On January 21 the Government placed an order for five million. A week later they added another 20 million. Three days later they added 40 million. That's 65 million in under two weeks with nothing required from the Government agencies other than to sign off on the order. The 65 million RATs were delivered on time and on budget, along with a further 1.8 million RATs that were placed for a number of those private companies whose orders had been 'requisitioned, consolidated, prioritised' by the government.
Naively I thought that this demonstration of how businesses could help the Government accelerate our Covid response would finally open the door to a much closer co-operation between the Government and businesses whose advice and offers had been ignored in the past.
I should have known better.
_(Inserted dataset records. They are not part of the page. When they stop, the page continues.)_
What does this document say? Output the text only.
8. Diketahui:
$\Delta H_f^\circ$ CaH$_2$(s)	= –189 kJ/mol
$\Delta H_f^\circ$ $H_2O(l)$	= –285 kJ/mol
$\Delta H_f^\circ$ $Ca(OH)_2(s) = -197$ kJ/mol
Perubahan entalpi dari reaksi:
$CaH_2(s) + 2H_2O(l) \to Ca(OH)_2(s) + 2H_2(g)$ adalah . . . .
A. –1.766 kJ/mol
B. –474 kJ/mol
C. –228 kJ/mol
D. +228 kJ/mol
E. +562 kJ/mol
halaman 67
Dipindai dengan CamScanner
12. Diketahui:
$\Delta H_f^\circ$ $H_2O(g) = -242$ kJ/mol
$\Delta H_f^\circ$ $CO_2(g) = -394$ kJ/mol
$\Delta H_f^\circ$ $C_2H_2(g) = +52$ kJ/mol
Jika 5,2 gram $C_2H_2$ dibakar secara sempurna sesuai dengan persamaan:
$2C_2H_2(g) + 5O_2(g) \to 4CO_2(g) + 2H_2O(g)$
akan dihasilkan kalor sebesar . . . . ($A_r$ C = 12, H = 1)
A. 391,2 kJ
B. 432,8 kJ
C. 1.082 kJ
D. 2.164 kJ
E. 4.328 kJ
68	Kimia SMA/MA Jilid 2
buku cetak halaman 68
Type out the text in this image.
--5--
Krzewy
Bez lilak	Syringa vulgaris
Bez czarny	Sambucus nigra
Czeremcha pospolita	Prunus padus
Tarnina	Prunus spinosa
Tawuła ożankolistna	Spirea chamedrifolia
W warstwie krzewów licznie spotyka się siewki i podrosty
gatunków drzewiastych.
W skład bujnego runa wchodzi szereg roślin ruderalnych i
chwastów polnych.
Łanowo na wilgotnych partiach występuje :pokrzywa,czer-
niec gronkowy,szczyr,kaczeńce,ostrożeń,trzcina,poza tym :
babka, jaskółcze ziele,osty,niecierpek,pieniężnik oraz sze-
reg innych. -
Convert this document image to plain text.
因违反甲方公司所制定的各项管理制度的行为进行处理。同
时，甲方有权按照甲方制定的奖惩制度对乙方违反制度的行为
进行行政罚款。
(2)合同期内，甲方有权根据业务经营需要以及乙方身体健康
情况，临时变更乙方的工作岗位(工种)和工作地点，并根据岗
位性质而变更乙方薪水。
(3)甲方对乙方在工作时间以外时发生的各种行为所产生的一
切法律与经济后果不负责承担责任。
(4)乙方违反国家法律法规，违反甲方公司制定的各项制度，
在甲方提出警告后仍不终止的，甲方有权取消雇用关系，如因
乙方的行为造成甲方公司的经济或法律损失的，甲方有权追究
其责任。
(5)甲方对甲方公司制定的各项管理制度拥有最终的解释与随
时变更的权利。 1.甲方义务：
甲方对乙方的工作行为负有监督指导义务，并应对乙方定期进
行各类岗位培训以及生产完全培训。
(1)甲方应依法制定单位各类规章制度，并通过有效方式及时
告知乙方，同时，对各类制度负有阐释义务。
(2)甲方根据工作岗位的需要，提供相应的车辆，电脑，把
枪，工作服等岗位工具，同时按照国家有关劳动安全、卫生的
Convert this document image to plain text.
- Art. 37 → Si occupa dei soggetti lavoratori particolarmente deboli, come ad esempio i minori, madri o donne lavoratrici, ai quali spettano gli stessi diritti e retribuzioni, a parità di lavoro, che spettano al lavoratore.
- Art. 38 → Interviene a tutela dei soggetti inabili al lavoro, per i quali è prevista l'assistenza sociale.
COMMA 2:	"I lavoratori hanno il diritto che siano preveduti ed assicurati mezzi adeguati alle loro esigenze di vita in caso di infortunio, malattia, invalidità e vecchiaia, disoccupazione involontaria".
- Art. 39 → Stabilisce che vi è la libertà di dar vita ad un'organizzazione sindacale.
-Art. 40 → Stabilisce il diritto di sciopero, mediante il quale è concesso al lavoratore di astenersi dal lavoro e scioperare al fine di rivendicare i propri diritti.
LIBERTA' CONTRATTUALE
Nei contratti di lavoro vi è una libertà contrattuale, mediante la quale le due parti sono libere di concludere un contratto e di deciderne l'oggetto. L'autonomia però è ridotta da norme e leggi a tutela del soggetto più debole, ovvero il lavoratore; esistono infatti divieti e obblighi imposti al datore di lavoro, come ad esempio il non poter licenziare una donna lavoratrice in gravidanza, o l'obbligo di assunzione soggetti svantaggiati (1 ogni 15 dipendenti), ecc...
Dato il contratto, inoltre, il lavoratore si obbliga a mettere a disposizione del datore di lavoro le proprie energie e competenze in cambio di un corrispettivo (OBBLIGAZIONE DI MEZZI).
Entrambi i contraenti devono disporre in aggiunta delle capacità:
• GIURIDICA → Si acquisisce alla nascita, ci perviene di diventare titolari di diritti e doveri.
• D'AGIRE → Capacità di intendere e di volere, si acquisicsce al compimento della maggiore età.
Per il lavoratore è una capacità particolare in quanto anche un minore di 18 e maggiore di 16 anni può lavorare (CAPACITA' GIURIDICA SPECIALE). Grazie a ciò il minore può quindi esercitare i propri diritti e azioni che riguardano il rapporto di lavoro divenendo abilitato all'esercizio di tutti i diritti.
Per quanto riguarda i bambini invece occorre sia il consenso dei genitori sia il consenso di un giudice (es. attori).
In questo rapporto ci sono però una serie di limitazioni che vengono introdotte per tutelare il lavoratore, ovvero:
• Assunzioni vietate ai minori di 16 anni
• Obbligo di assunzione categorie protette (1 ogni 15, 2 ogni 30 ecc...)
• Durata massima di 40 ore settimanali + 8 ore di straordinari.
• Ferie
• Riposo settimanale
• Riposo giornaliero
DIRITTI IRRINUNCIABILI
The announcement of this change in the government supply of RATs carried no mention of the 65 million that had been organised by a lawyer, acting on behalf of a business whose original offer had been ignored, while continuing to do his day job.
No, the MoH had this all under control and this was proof of how well they had planned the supply of RATs and any suggestion that they needed to requisition supplies from private businesses were obviously untrue.
The emails released last week under the OIA highlight how the spin coming out of the DPMC has very little to do with transparency and more to do with covering some of the gaping holes in a strategy of "thanks for your offer, but we know best."
The time must surely be approaching for a Royal Commission of Inquiry to examine exactly what has gone on behind the doors that have been held tightly shut by the DPMC.
Perhaps the Government did know best and we don't have all the facts.
Surely being fully transparent is the best way to determine that.
• Sir Ian Taylor is the founder and managing director of Animation Research.